Critics of a celibate priesthood and those demanding the ordination of women are frequently dissenters on other matters.  There is also the tendency to name-call and to abandon a reasoned discourse.  If you oppose homosexual or lesbian marriages and sexuality then you are mean-spirited and homophobic. If you oppose abortion then you hate women and would rob them of their rights. If you oppose women’s ordination then you are a bigot who would violate justice. If you favor obligatory celibacy for priests then you oppose healthy romantic love and probably have something to hide.  It is all nonsense.

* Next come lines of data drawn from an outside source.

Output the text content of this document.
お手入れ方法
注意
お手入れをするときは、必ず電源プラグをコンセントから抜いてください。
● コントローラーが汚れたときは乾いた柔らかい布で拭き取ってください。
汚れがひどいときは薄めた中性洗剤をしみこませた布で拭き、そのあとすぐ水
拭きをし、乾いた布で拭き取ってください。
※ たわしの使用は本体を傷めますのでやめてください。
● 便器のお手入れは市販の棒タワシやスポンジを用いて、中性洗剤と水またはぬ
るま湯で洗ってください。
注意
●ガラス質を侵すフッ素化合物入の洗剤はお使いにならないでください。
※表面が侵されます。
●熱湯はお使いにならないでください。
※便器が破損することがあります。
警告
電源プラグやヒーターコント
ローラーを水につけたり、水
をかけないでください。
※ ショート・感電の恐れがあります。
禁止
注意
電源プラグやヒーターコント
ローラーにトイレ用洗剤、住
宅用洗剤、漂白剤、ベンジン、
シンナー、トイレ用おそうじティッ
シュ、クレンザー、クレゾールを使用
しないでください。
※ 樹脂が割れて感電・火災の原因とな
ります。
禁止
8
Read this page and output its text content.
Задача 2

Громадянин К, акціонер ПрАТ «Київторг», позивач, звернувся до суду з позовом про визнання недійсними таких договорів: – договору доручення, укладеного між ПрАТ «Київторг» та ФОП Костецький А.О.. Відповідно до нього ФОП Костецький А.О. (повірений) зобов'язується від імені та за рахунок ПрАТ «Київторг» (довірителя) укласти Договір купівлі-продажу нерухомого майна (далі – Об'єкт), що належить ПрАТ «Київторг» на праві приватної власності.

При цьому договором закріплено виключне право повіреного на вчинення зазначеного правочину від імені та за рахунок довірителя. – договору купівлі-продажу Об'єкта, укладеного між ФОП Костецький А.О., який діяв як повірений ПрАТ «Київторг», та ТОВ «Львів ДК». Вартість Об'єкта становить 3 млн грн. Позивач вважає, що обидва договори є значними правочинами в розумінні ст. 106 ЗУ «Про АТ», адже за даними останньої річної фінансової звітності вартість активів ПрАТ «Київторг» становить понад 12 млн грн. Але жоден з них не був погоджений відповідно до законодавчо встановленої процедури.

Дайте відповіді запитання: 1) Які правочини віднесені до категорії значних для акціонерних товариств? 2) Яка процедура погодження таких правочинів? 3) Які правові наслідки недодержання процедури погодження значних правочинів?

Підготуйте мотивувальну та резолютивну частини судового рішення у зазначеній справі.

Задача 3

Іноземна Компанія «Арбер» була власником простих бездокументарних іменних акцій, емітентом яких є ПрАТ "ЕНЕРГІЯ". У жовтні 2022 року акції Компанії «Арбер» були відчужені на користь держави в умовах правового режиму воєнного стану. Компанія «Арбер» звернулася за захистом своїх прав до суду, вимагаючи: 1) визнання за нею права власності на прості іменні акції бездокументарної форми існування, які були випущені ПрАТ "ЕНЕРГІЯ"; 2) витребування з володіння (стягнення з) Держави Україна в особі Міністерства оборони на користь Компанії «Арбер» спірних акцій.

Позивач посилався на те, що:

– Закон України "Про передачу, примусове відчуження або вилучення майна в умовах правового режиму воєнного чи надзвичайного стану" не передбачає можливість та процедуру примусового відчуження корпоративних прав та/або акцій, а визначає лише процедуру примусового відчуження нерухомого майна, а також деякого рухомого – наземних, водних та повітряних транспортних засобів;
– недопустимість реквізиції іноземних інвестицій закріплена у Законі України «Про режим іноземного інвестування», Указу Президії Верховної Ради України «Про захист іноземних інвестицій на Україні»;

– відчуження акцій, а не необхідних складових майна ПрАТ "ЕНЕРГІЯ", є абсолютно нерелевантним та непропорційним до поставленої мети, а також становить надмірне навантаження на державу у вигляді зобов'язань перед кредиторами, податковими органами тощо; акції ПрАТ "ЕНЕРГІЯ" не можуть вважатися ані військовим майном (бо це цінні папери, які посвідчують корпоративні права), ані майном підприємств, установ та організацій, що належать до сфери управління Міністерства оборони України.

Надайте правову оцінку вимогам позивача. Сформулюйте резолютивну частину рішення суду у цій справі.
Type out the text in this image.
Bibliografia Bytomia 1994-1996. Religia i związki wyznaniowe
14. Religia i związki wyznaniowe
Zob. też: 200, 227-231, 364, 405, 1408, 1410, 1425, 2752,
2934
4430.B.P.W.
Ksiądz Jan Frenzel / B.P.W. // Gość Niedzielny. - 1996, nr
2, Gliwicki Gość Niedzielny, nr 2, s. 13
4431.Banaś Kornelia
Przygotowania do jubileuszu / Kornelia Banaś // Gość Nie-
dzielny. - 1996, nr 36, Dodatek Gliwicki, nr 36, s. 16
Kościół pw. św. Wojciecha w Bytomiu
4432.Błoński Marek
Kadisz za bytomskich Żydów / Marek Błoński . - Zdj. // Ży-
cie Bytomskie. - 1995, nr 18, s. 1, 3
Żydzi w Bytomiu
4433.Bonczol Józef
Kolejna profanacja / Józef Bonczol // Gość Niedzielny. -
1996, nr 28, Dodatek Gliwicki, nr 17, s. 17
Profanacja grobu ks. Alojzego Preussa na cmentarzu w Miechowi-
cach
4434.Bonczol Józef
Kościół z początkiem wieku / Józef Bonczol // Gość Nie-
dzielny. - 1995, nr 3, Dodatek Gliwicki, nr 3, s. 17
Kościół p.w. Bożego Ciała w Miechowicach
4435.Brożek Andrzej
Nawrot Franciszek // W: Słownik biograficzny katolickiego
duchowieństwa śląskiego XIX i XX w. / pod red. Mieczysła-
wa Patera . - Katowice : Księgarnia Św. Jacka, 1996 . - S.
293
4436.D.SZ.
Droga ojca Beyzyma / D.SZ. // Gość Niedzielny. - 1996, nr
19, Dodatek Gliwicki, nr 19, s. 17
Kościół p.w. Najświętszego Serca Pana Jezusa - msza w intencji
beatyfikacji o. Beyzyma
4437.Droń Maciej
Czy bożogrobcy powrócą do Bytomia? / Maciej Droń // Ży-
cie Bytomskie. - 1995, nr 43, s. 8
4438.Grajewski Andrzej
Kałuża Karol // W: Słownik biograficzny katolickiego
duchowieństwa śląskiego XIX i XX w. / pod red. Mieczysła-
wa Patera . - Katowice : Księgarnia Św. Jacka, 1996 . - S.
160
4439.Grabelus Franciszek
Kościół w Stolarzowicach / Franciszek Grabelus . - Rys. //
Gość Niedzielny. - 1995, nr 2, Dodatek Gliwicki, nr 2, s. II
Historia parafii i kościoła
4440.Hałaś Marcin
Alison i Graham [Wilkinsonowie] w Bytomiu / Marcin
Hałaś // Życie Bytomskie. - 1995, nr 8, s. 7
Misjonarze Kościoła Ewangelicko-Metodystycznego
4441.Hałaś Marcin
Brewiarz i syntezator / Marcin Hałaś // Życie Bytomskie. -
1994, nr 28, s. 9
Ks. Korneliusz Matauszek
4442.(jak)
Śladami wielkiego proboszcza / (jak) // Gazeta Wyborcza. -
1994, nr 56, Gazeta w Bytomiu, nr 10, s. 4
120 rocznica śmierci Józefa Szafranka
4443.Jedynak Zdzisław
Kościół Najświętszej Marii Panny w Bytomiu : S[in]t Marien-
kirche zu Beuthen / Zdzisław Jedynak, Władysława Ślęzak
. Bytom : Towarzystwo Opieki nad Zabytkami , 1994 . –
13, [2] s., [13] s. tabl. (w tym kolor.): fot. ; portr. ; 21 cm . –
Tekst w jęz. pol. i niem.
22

Regarding the priesthood, it is purely a gift. No one can demand it as a matter on any social justice agenda. It is given to a few celibate men and to no women. We all benefit from the priesthood by participation in the liturgy and the life of the Church. Most women involved with work in the Church have no desire to be priests. They can make a positive difference without ordination. They run our rectories, teach in our schools, form our children in the faith and do so much more. The priesthood is a special call to service but it is baptism that is our call to holiness.